Well_mudda_take_sic 1 year, 10 months ago

For decades before the 1980's the Bahamas was way out in front of Jamaica in so many areas, including education system, utility companies, tourism, low crime, overall standard of living and quality of life, etc. etc. But a strange thing happened to us in the early 1980's.....we started to lose ground against Jamaica in all of these areas. My oh my how the mighty have fallen and continue to fall!

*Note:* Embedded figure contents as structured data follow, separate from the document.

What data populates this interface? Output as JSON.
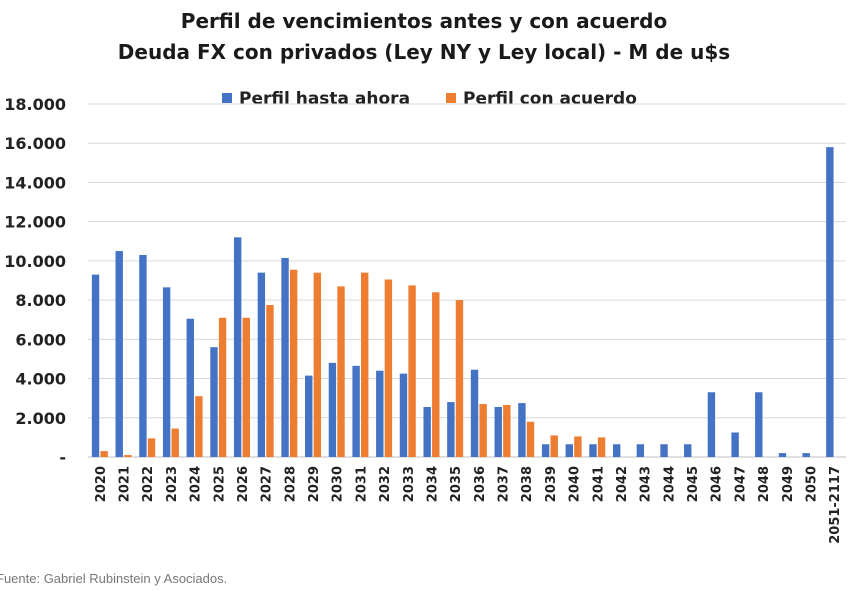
{
  "source": "Fuente: Gabriel Rubinstein y Asociados.",
  "chart_data": {
    "type": "bar",
    "title": [
      "Perfil de vencimientos antes y con acuerdo",
      "Deuda FX con privados (Ley NY y Ley local) - M de u$s"
    ],
    "categories": [
      "2020",
      "2021",
      "2022",
      "2023",
      "2024",
      "2025",
      "2026",
      "2027",
      "2028",
      "2029",
      "2030",
      "2031",
      "2032",
      "2033",
      "2034",
      "2035",
      "2036",
      "2037",
      "2038",
      "2039",
      "2040",
      "2041",
      "2042",
      "2043",
      "2044",
      "2045",
      "2046",
      "2047",
      "2048",
      "2049",
      "2050",
      "2051-2117"
    ],
    "series": [
      {
        "name": "Perfil hasta ahora",
        "color": "#4472C4",
        "values": [
          9300,
          10500,
          10300,
          8650,
          7050,
          5600,
          11200,
          9400,
          10150,
          4150,
          4800,
          4650,
          4400,
          4250,
          2550,
          2800,
          4450,
          2550,
          2750,
          650,
          650,
          650,
          650,
          650,
          650,
          650,
          3300,
          1250,
          3300,
          200,
          200,
          15800
        ]
      },
      {
        "name": "Perfil con acuerdo",
        "color": "#ED7D31",
        "values": [
          300,
          100,
          950,
          1450,
          3100,
          7100,
          7100,
          7750,
          9550,
          9400,
          8700,
          9400,
          9050,
          8750,
          8400,
          8000,
          2700,
          2650,
          1800,
          1100,
          1050,
          1000,
          0,
          0,
          0,
          0,
          0,
          0,
          0,
          0,
          0,
          0
        ]
      }
    ],
    "ylim": [
      0,
      18000
    ],
    "yticks": [
      0,
      2000,
      4000,
      6000,
      8000,
      10000,
      12000,
      14000,
      16000,
      18000
    ],
    "ytick_labels": [
      "-",
      "2.000",
      "4.000",
      "6.000",
      "8.000",
      "10.000",
      "12.000",
      "14.000",
      "16.000",
      "18.000"
    ],
    "grid": true,
    "legend_position": "top-center",
    "xlabel": "",
    "ylabel": ""
  }
}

sheeprunner12 1 year, 10 months ago

That is not true .......... Jamaica was #1 in the 1950s and 1960s when we were a fishing village ....... Then they went down under Manley socialism after the 1970s ...... and we got a fake boost from narco-dollars in the 1970s and 1980s ......... and the rest is history .......... But Jamaica has far more potential for growth than us presently ........ We are NOW where Jamaica was in the 1980s.


ashley14 1 year, 10 months ago

Tourism in Jamaica is booming. They do have some very prosperous industry. Their coffee is awesome, and they do a good job with Rum. The Blue Mountain Coffee sells for 36.00 lb and they get it. It's awesome. Also the Jamaican people act very glad to see the tourists. They don't intimidate the tourist by yelling at them or being pushy. Sorry it doesn't bother me, but others I can't say so much. I don't know about crime. We didn't have or see any problems. Lot's of Resorts offering great deals and a lot of all inclusive choices. Tourist like to know they aren't going to charged ridiculous prices for average products.